Of the myriad ways that permakitten Gracie cracks me up, the fact that she and I like all the same food–chicken soup, roasted turkey, steak, lamb, kale, brown rice, sweet potatoes, mackerel–amuses me most. Sure, I’m not into sardines and she’s not into chocolate but I always can rely on her to finish a plate once I set it on the floor. (And, yes, go along with my pretense that she doesn’t just eat off my plate while I’m looking the other way.) It’s not surprising, really; I achieve culinary codependence with all the people I love most.
With the holidays around the corner, the air conditioners have finally been taken down in my apartment. (Physically arduous tasks tend to get postponed until the last minute in La Casa Rosmanica.) Suffice it to say Permakitten Gracie is officially bereft that the evil, evil pigeon who perches on the bedroom window AC–you know, her arch frenemy—won’t return again until summer. Not even a bird-festooned Christmas tree can lift my little friend’s gloom. And, no: I’m not projecting. (Mostly.)
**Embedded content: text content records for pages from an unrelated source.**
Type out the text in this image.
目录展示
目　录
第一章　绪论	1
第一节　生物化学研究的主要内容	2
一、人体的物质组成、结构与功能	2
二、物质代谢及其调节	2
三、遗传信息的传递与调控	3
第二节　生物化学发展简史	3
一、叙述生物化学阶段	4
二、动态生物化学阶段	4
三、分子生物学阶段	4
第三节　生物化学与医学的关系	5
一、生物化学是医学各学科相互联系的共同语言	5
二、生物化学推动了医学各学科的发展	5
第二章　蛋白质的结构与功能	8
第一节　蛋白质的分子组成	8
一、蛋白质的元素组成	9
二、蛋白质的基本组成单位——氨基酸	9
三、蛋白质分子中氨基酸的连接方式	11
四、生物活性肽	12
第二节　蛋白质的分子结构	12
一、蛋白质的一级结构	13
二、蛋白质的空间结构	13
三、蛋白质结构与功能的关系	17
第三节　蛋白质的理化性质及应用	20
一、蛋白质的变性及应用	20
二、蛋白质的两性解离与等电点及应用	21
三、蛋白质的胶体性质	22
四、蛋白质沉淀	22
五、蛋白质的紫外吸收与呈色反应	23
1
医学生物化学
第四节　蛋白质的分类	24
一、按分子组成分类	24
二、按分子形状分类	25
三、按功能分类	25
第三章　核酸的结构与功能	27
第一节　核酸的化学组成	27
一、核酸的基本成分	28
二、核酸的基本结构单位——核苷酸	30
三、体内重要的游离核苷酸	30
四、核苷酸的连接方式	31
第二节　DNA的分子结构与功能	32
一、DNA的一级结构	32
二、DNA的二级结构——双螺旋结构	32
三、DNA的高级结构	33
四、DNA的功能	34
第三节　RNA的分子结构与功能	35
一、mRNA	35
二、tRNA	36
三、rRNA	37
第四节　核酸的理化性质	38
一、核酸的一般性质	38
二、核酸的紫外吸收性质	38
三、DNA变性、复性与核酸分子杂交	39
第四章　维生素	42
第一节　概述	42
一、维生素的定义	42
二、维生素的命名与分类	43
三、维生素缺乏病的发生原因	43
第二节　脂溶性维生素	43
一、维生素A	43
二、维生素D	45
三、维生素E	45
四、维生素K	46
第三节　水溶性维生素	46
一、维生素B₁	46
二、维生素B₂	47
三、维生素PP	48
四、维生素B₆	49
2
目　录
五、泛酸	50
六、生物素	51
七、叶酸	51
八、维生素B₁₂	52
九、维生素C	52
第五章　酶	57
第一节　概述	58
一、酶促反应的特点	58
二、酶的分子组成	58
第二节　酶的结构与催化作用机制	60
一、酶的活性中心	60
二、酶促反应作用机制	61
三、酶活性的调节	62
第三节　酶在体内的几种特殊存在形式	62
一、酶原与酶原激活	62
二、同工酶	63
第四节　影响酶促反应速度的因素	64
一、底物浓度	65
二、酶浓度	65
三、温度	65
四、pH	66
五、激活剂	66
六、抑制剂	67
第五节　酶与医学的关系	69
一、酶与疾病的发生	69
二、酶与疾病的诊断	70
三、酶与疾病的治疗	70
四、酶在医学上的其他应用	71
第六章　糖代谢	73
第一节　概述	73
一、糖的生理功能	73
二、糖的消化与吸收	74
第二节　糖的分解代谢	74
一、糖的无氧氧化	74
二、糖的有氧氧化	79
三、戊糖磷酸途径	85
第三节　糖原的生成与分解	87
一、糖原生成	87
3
The day began charmlessly–cold and windy, with vast, horizontal sheets of hail and rain defying even the most substantial of umbrellas. It never found its footing after that, even though I’d donned the cutest bad-weather uniform I could find. (Blue rubber moccasins and a blue fur hat; Muppet chic at your service.) The whole time we taped our show I could barely feel my feet, and my clothing remained uncomfortably damp. Finally, I cried Uncle and retreated home to make a Charlie Bucket soup: a meek concoction of whatever was in my larder since I wasn’t about to go into that not-so-good night, gentle or otherwise. Cabbage, leeks, fennel, chicken stock, parsley, soy sauce, rice vinegar, sesame oil, ginger, garlic, sriracha. It was around the ginger that I realized this soup wasn’t going to be so meek after all. By the time I finished two bowls of it, poured over some rice noodles I’d found in the back of a cupboard, I felt like a person again–albeit a person in a flannel nightgown and fuzzy slippers, flanked by a permakitten mawing a dish of the same soup right there on the kitchen table. Afterward, I settled into an armchair with a novel, an afghan, and Betty Carter crooning to Ray Charles through the speakers, and I read by the light of a pink seashell lamp that any boyfriend I’ve ever had would loathe. It was all pretty great, actually. This has been my Cat Lady year, and I’m starting to think everyone should have a few of them. They’re so darn peaceful.